The authors enrolled a total of 50 children who had undergone liver transplantation between May 2001 and June 2017. Demographic data, types of donor and liver transplant, anti-HBs level, time since liver transplantation, complications and immunosuppressant-use were collated and analyzed using SPSS version 24.0.0 software. To this end, the authors reported an observational study of a five-year-old boy who had received full HBV vaccination previously, underwent liver transplantation with his father’s anti-HBc-negative liver, but was then diagnosed with de novo hepatitis B three years after transplantation.

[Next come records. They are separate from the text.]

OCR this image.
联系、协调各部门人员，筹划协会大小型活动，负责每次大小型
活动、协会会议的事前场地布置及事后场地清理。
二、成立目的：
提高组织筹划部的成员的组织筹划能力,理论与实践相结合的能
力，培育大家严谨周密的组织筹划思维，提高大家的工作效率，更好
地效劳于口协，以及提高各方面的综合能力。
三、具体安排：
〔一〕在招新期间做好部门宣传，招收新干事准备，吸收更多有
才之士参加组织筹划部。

The authors found that the loss of hepatitis B immunity after liver transplantation was unexpectedly common and that 60% of subjects had an anti-HBs level < 10 IU/L after a mean period of 2.53 years after transplantation. The potential factors relating to the loss of HBV immunity were anti-HBs (P = 0.002), serum albumin (P = 0.04), total bilirubin (P = 0.001) and direct bilirubin (P = 0.003) prior to liver transplantation. We also report a case of de novo hepatitis B, who received a hepatitis B core antibody-negative liver from his father, and had a high titer of anti-HBs (> 1000 IU/L) prior to transplantation. Future studies should aim to develop strategies to re-establish active immunity to HBV after liver transplantation.

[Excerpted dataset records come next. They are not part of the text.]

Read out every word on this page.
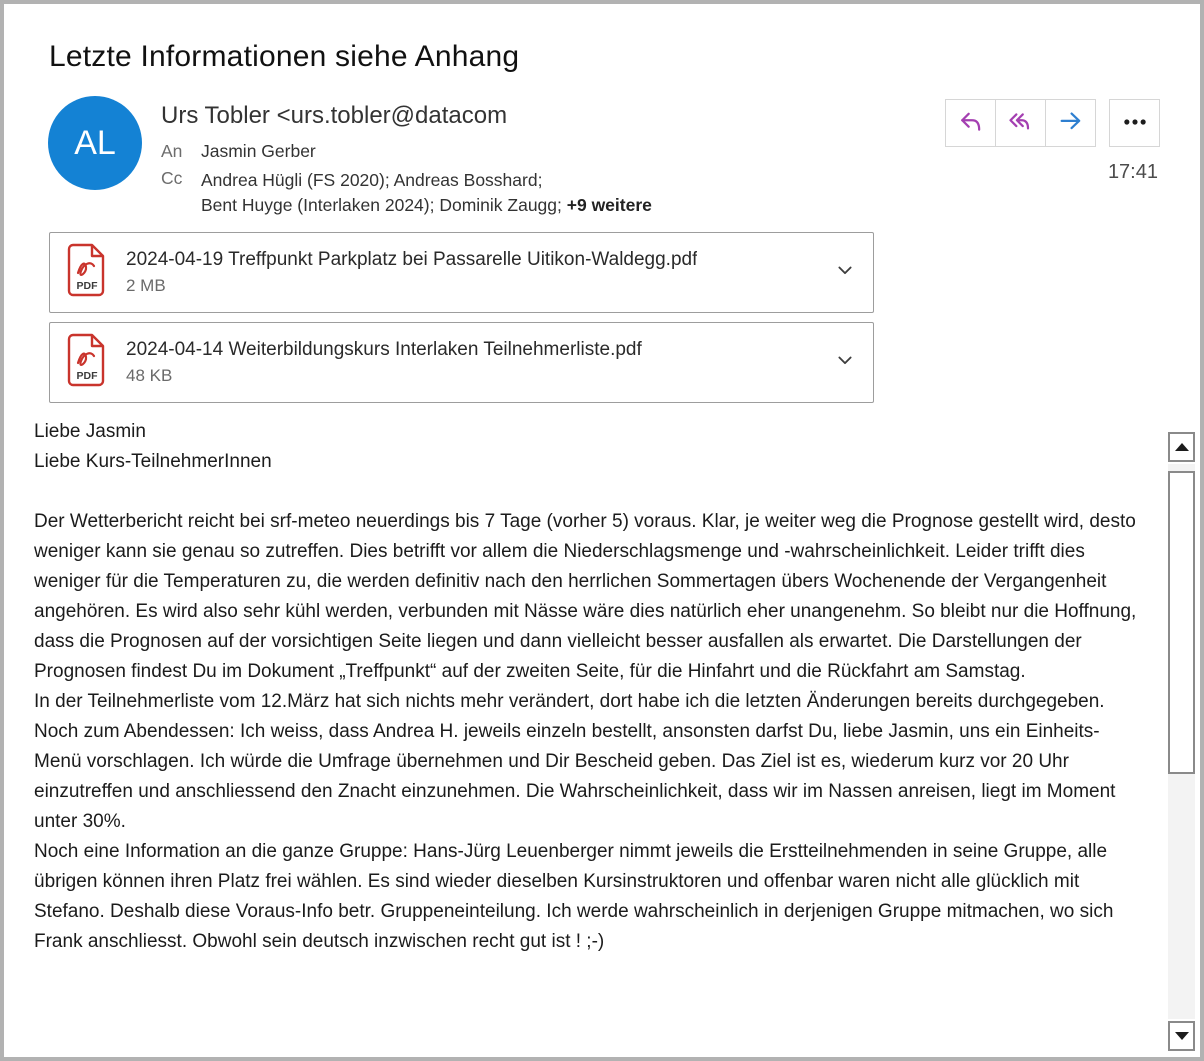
Letzte Informationen siehe Anhang
17:41
AL
Urs Tobler <urs.tobler@datacom
An	Jasmin Gerber
Cc	Andrea Hügli (FS 2020); Andreas Bosshard;
Bent Huyge (Interlaken 2024); Dominik Zaugg; +9 weitere
PDF
2024-04-19 Treffpunkt Parkplatz bei Passarelle Uitikon-Waldegg.pdf
2 MB
PDF
2024-04-14 Weiterbildungskurs Interlaken Teilnehmerliste.pdf
48 KB

Liebe Jasmin

Liebe Kurs-TeilnehmerInnen

Der Wetterbericht reicht bei srf-meteo neuerdings bis 7 Tage (vorher 5) voraus. Klar, je weiter weg die Prognose gestellt wird, desto weniger kann sie genau so zutreffen. Dies betrifft vor allem die Niederschlagsmenge und -wahrscheinlichkeit. Leider trifft dies weniger für die Temperaturen zu, die werden definitiv nach den herrlichen Sommertagen übers Wochenende der Vergangenheit angehören. Es wird also sehr kühl werden, verbunden mit Nässe wäre dies natürlich eher unangenehm. So bleibt nur die Hoffnung, dass die Prognosen auf der vorsichtigen Seite liegen und dann vielleicht besser ausfallen als erwartet. Die Darstellungen der Prognosen findest Du im Dokument „Treffpunkt“ auf der zweiten Seite, für die Hinfahrt und die Rückfahrt am Samstag.

In der Teilnehmerliste vom 12.März hat sich nichts mehr verändert, dort habe ich die letzten Änderungen bereits durchgegeben. Noch zum Abendessen: Ich weiss, dass Andrea H. jeweils einzeln bestellt, ansonsten darfst Du, liebe Jasmin, uns ein Einheits-Menü vorschlagen. Ich würde die Umfrage übernehmen und Dir Bescheid geben. Das Ziel ist es, wiederum kurz vor 20 Uhr einzutreffen und anschliessend den Znacht einzunehmen. Die Wahrscheinlichkeit, dass wir im Nassen anreisen, liegt im Moment unter 30%.

Noch eine Information an die ganze Gruppe: Hans-Jürg Leuenberger nimmt jeweils die Erstteilnehmenden in seine Gruppe, alle übrigen können ihren Platz frei wählen. Es sind wieder dieselben Kursinstruktoren und offenbar waren nicht alle glücklich mit Stefano. Deshalb diese Voraus-Info betr. Gruppeneinteilung. Ich werde wahrscheinlich in derjenigen Gruppe mitmachen, wo sich Frank anschliesst. Obwohl sein deutsch inzwischen recht gut ist ! ;-)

The new findings of this study are the high prevalence of hepatitis B immunity loss, and a case report of de novo hepatitis B, in a previously immunized recipient who received a liver from a hepatitis B core antibody-negative donor. De novo hepatitis B in a previously immunized recipient who received a liver from a hepatitis B core antibody-negative donor, could have been initiated when exposed to HBV during the period following transplantation coincident with the loss of HBV immunity. High anti-HBs loss after liver transplantation is unexpectedly common. High anti-HBs (> 1000 IU/L) prior to liver transplantation cannot prevent de novo hepatitis. Serum anti-HBs, albumin, total bilirubin and direct bilirubin prior to liver transplantation were the potential factors associated with the loss of HBV immunity after liver transplantation. Anti-HBs levels below the protective level in children after liver transplantation might reflect the loss of immunity or the loss of protection against HBV. A re-immunization program for all liver-transplanted children in order to prevent de novo hepatitis B. Disease severity, nutritional status, immune status and HBV immunity as a result of HBV immunization might represent potential factors to consider for re-establishing active HBV immunity following liver transplantation. De novo hepatitis B could have occurred after liver transplantation at a point when the recipient was likely to have been exposed to HBV.

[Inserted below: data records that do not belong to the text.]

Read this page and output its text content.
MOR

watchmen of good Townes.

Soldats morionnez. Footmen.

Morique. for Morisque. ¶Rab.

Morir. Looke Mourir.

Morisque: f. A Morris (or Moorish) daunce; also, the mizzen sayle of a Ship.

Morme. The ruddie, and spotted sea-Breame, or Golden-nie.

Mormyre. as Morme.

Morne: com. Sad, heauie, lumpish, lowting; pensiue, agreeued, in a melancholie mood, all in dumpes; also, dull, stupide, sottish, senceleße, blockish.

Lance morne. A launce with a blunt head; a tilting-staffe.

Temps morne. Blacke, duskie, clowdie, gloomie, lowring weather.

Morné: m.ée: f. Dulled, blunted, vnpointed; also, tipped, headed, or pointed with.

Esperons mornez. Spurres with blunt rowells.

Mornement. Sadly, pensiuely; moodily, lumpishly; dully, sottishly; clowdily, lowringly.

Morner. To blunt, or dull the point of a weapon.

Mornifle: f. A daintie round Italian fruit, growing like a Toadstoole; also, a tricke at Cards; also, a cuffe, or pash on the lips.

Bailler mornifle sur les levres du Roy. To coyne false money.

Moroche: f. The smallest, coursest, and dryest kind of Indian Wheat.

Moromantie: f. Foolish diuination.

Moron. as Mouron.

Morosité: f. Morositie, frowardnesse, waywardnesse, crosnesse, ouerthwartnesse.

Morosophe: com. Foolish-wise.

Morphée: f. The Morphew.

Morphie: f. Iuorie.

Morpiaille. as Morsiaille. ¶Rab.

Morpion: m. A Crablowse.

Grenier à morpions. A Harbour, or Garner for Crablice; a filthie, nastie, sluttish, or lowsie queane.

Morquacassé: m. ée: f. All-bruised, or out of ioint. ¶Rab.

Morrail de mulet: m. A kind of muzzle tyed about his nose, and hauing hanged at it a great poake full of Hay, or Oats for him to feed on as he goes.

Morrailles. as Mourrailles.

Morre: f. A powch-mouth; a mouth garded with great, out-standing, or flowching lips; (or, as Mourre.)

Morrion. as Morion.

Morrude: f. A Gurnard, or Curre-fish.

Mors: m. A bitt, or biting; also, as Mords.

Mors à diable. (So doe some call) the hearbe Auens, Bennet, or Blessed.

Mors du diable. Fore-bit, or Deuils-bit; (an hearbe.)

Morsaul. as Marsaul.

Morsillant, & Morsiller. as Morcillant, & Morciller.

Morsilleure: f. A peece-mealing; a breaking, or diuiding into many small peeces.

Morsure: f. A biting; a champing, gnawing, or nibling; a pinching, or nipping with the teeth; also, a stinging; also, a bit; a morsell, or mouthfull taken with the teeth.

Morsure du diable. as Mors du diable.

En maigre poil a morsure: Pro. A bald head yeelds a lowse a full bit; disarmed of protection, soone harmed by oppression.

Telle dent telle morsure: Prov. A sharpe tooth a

Re-assessment of anti-HBs levels and vaccination to maintain levels of anti-HBs above the protective level might prevent de novo hepatitis B after liver transplantation. Studying the immunological response of HBsAg-specific T and B cells following HBV exposure in order to establish an appropriate cutoff for the protective level of anti-HBs to prevent HBV infection in children after liver transplantation will be merit. Moreover, setting up an appropriate HBV immunization protocol to re-establish active HBV immunity by assessing cellular and humoral immunity response after HBV immunization protocols over short- and long-term follow-up periods also should be considered.